Method of characteristics with constant PDE

I was just introduced to method of characteristics for solving PDE's. We solved the wave equation that is inifinitely long using this method. However I am very confused about this method. Here is a question from the book I am trying to do. It says to solve the first order equations for $u(x,t)$ using this method. No initial conditions are given. $$ 2 \frac{\partial u}{\partial t} + 3 \frac{\partial u}{\partial x} = 0$$

There is an example in the book (Haberman) that solves PDE in this form $$ \frac{\partial u}{\partial t} + c \frac{\partial u}{\partial x} = 0$$

no naturally, for my solution I divide everything by $2$ to get $$ \frac{\partial u}{\partial t} + \frac{3}{2} \frac{\partial u}{\partial x} = 0$$ Then I let $u(x,t) = u(x(t),t)$ and so if I take the derivative of this I get $$\frac{du}{dt}(x(t),t) = \frac{\partial u}{\partial t} + \frac{\partial u}{\partial x} \frac{dx}{dt}$$ so it must mean that $\frac{dx}{dt} = \frac{3}{2}$ so this is easy enough so we get a solution $$ x = \frac{3}{2}t + x_0$$

okay but I need this in terms uf $u(x,t)$. I am lost at this point on what to do since the book continues using intial conditions.
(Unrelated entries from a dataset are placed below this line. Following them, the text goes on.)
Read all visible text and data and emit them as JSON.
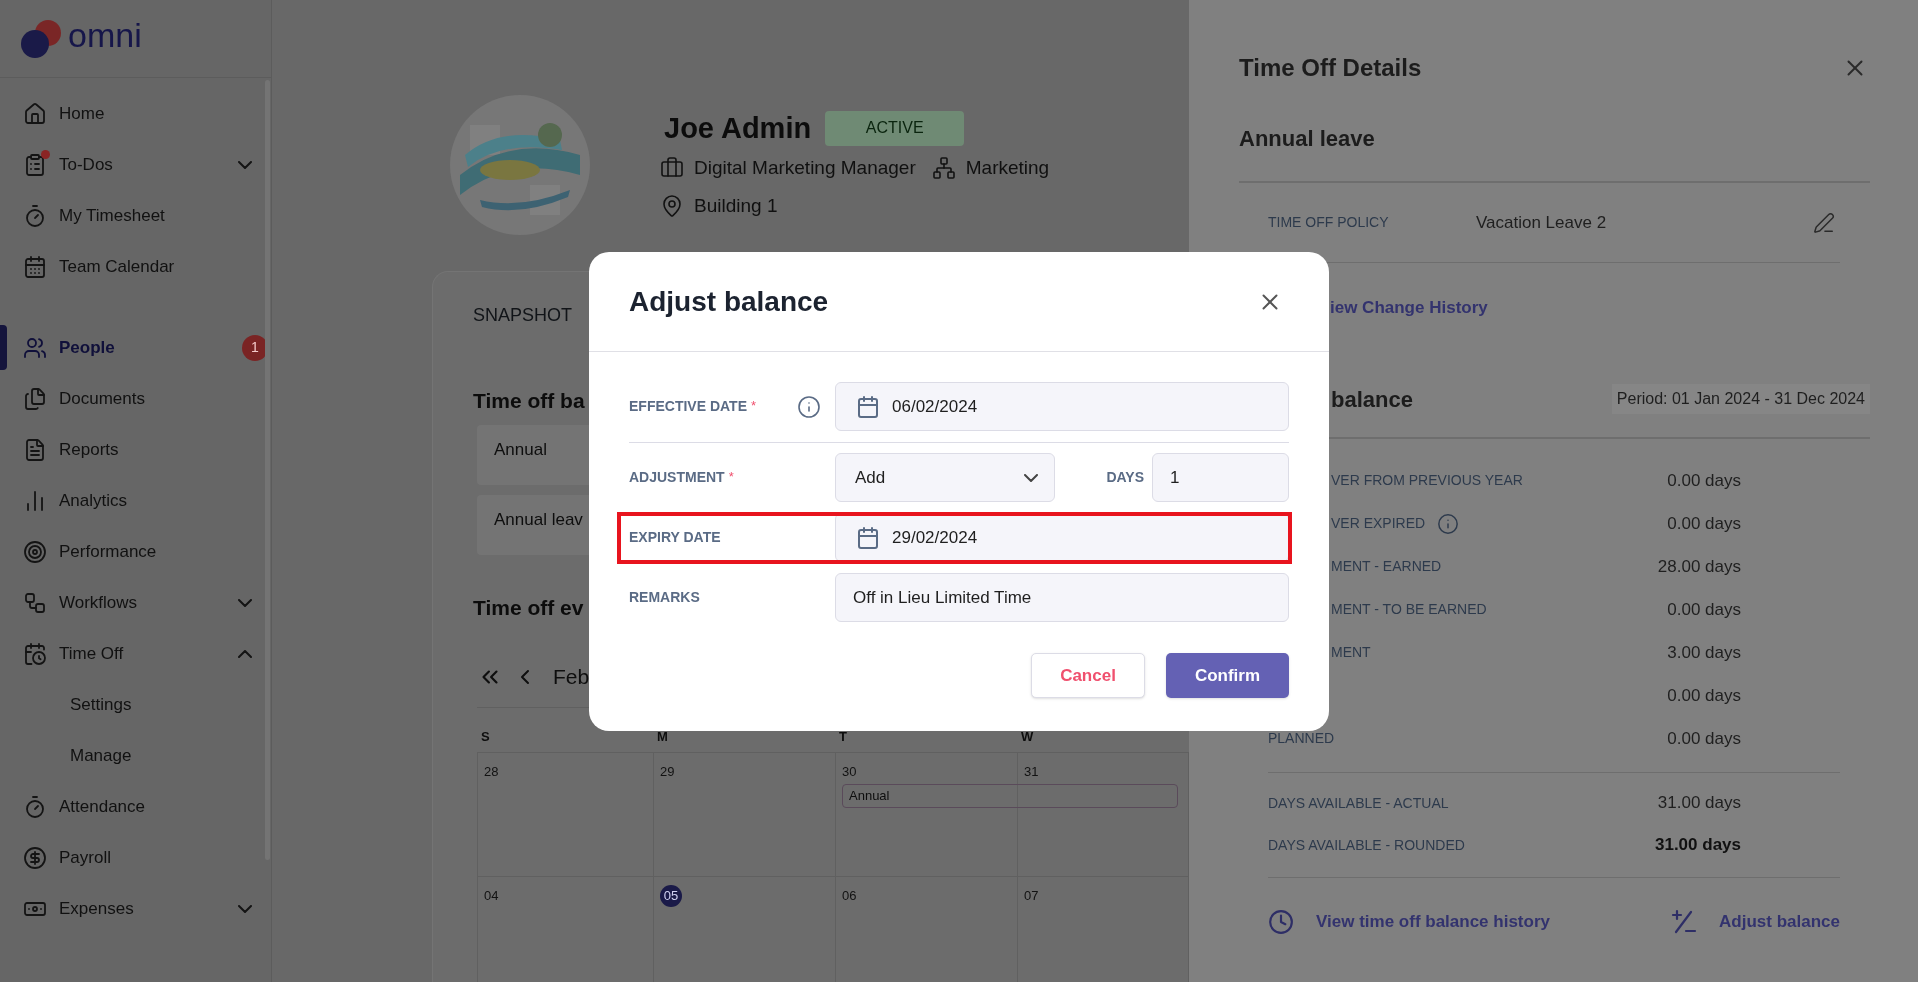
{
  "app": {
    "logo": "omni"
  },
  "sidebar": {
    "sections": [
      {
        "items": [
          {
            "label": "Home",
            "selected": false,
            "notification": false
          },
          {
            "label": "To-Dos",
            "selected": false,
            "notification": true,
            "expanded": false
          },
          {
            "label": "My Timesheet",
            "selected": false,
            "notification": false
          },
          {
            "label": "Team Calendar",
            "selected": false,
            "notification": false
          }
        ]
      },
      {
        "items": [
          {
            "label": "People",
            "selected": true,
            "notification": false,
            "badge": "1"
          },
          {
            "label": "Documents",
            "selected": false,
            "notification": false
          },
          {
            "label": "Reports",
            "selected": false,
            "notification": false
          },
          {
            "label": "Analytics",
            "selected": false,
            "notification": false
          },
          {
            "label": "Performance",
            "selected": false,
            "notification": false
          },
          {
            "label": "Workflows",
            "selected": false,
            "notification": false,
            "expanded": false
          },
          {
            "label": "Time Off",
            "selected": false,
            "notification": false,
            "expanded": true,
            "children": [
              {
                "label": "Settings",
                "selected": false
              },
              {
                "label": "Manage",
                "selected": false
              }
            ]
          },
          {
            "label": "Attendance",
            "selected": false,
            "notification": false
          },
          {
            "label": "Payroll",
            "selected": false,
            "notification": false
          },
          {
            "label": "Expenses",
            "selected": false,
            "notification": false,
            "expanded": false
          }
        ]
      }
    ]
  },
  "profile": {
    "name": "Joe Admin",
    "status": "ACTIVE",
    "job_title": "Digital Marketing Manager",
    "department": "Marketing",
    "location": "Building 1"
  },
  "card": {
    "tab": "SNAPSHOT",
    "balances_heading": "Time off ba",
    "balance_rows": [
      "Annual",
      "Annual leav"
    ],
    "events_heading": "Time off ev",
    "month": "Feb",
    "weekdays": [
      "S",
      "M",
      "T",
      "W"
    ],
    "weeks": [
      [
        {
          "day": "28",
          "today": false
        },
        {
          "day": "29",
          "today": false
        },
        {
          "day": "30",
          "today": false,
          "event": "Annual"
        },
        {
          "day": "31",
          "today": false
        }
      ],
      [
        {
          "day": "04",
          "today": false
        },
        {
          "day": "05",
          "today": true
        },
        {
          "day": "06",
          "today": false
        },
        {
          "day": "07",
          "today": false
        }
      ]
    ]
  },
  "dialog": {
    "title": "Adjust balance",
    "fields": [
      {
        "kind": "date",
        "label": "EFFECTIVE DATE",
        "required_mark": "*",
        "info": true,
        "value": "06/02/2024",
        "highlighted": false
      },
      {
        "kind": "select",
        "label": "ADJUSTMENT",
        "required_mark": "*",
        "info": false,
        "value": "Add",
        "extra_label": "DAYS",
        "extra_value": "1",
        "highlighted": false
      },
      {
        "kind": "date",
        "label": "EXPIRY DATE",
        "info": false,
        "value": "29/02/2024",
        "highlighted": true
      },
      {
        "kind": "text",
        "label": "REMARKS",
        "info": false,
        "value": "Off in Lieu Limited Time",
        "highlighted": false
      }
    ],
    "cancel": "Cancel",
    "confirm": "Confirm"
  },
  "details_panel": {
    "title": "Time Off Details",
    "leave_type": "Annual leave",
    "policy_label": "TIME OFF POLICY",
    "policy_value": "Vacation Leave 2",
    "history_link": "iew Change History",
    "balance_heading": "balance",
    "period": "Period: 01 Jan 2024 - 31 Dec 2024",
    "rows": [
      {
        "label": "VER FROM PREVIOUS YEAR",
        "info": false,
        "value": "0.00 days"
      },
      {
        "label": "VER EXPIRED",
        "info": true,
        "value": "0.00 days"
      },
      {
        "label": "MENT - EARNED",
        "info": false,
        "value": "28.00 days"
      },
      {
        "label": "MENT - TO BE EARNED",
        "info": false,
        "value": "0.00 days"
      },
      {
        "label": "MENT",
        "info": false,
        "value": "3.00 days"
      },
      {
        "info": false,
        "value": "0.00 days"
      },
      {
        "label": "PLANNED",
        "info": false,
        "value": "0.00 days"
      }
    ],
    "totals": [
      {
        "label": "DAYS AVAILABLE - ACTUAL",
        "value": "31.00 days",
        "bold": false
      },
      {
        "label": "DAYS AVAILABLE - ROUNDED",
        "value": "31.00 days",
        "bold": true
      }
    ],
    "history_action": "View time off balance history",
    "adjust_action": "Adjust balance"
  }
}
Similarly I have a second question that is bothering me even more $$ 2 \frac{\partial u}{\partial t} + 3 \frac{\partial u}{\partial x} = 1$$


You're on the right track, but so far you haven't used the most important fact about characteristics: that the solution is constant along them. It is correct that for your first question, the characteristics are given by $x(s) = 3/2(s-t_0)+ x_0$. But how do we use this?
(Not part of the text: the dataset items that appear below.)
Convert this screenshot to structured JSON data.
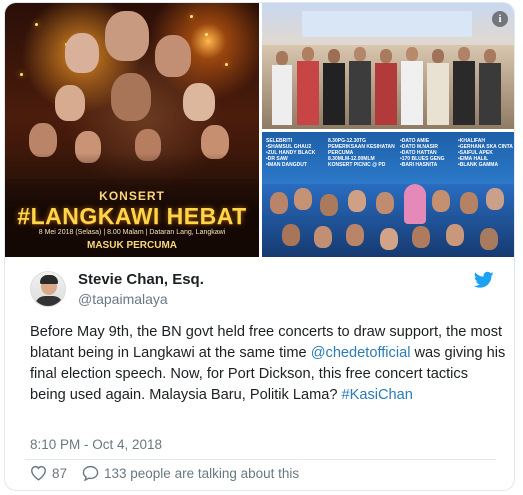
{
  "media": {
    "poster": {
      "title_small": "KONSERT",
      "title_big": "#LANGKAWI HEBAT",
      "details": "8 Mei 2018 (Selasa)  |  8.00 Malam  |  Dataran Lang, Langkawi",
      "free_entry": "MASUK PERCUMA"
    },
    "lineup": {
      "col1": [
        "SELEBRITI",
        "•SHAMSUL GHAU2",
        "•ZUL HANDY BLACK",
        "•DR SAW",
        "•IMAN DANGDUT"
      ],
      "col2": [
        "8.30PG-12.30TG",
        "PEMERIKSAAN KESIHATAN",
        "PERCUMA",
        "8.30MLM-12.00MLM",
        "KONSERT  PICNIC @ PD"
      ],
      "col3": [
        "•DATO AMIE",
        "•DATO M.NASIR",
        "•DATO HATTAN",
        "•170 BLUES GENG",
        "•BARI HASNITA"
      ],
      "col4": [
        "•KHALIFAH",
        "•GERHANA SKA CINTA",
        "•SAIFUL APEK",
        "•EIMA HALIL",
        "•BLANK GAMMA"
      ]
    },
    "info_icon": "info-icon"
  },
  "author": {
    "name": "Stevie Chan, Esq.",
    "handle": "@tapaimalaya",
    "avatar_icon": "avatar"
  },
  "tweet": {
    "text_part1": "Before May 9th, the BN govt held free concerts to draw support, the most blatant being in Langkawi at the same time ",
    "mention": "@chedetofficial",
    "text_part2": " was giving his final election speech. Now, for Port Dickson, this free concert tactics being used again. Malaysia Baru, Politik Lama? ",
    "hashtag": "#KasiChan"
  },
  "timestamp": "8:10 PM - Oct 4, 2018",
  "actions": {
    "likes": "87",
    "talking": "133 people are talking about this"
  },
  "colors": {
    "link": "#2b7bb9",
    "twitter_blue": "#1da1f2",
    "muted": "#697882"
  }
}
Suppose we are given the initial condition $u(x, t_0) = f(x)$. To find the value of the solution at a point $(x,t)$, we have to find a characteristic that passes through $(x,t)$. But this is easy: $$ x(s) = \frac{3}{2} (s-t_0) + x_0 $$ When $s=t$ this is supposed to take the value $x$, so we find $$ x_0 = x - \frac{3}{2}(t-t_0) $$ Plugging it back in, we have $$ x(s) = \frac{3}{2}(s-t_0) + x - \frac{3}{2}(t-t_0) $$ Since $u(x,t)$ is constant along characteristics, we have $$u(x,t) = u(x(s), s) = u(x(t_0), t_0) = f(x(t_0))$$ where we used the initial condition $u(x, t_0) = f(x)$. Using the equation for $x(s)$, we find $$ x(t_0) = x - \frac{3}{2}(t-t_0) $$ Hence the solution is $$ u(x,t) = f(x - \frac{3}{2}(t-t_0)).$$

For your second question, consider the function $u(x(s),s) - s$ and you'll find that it reduces to the first question.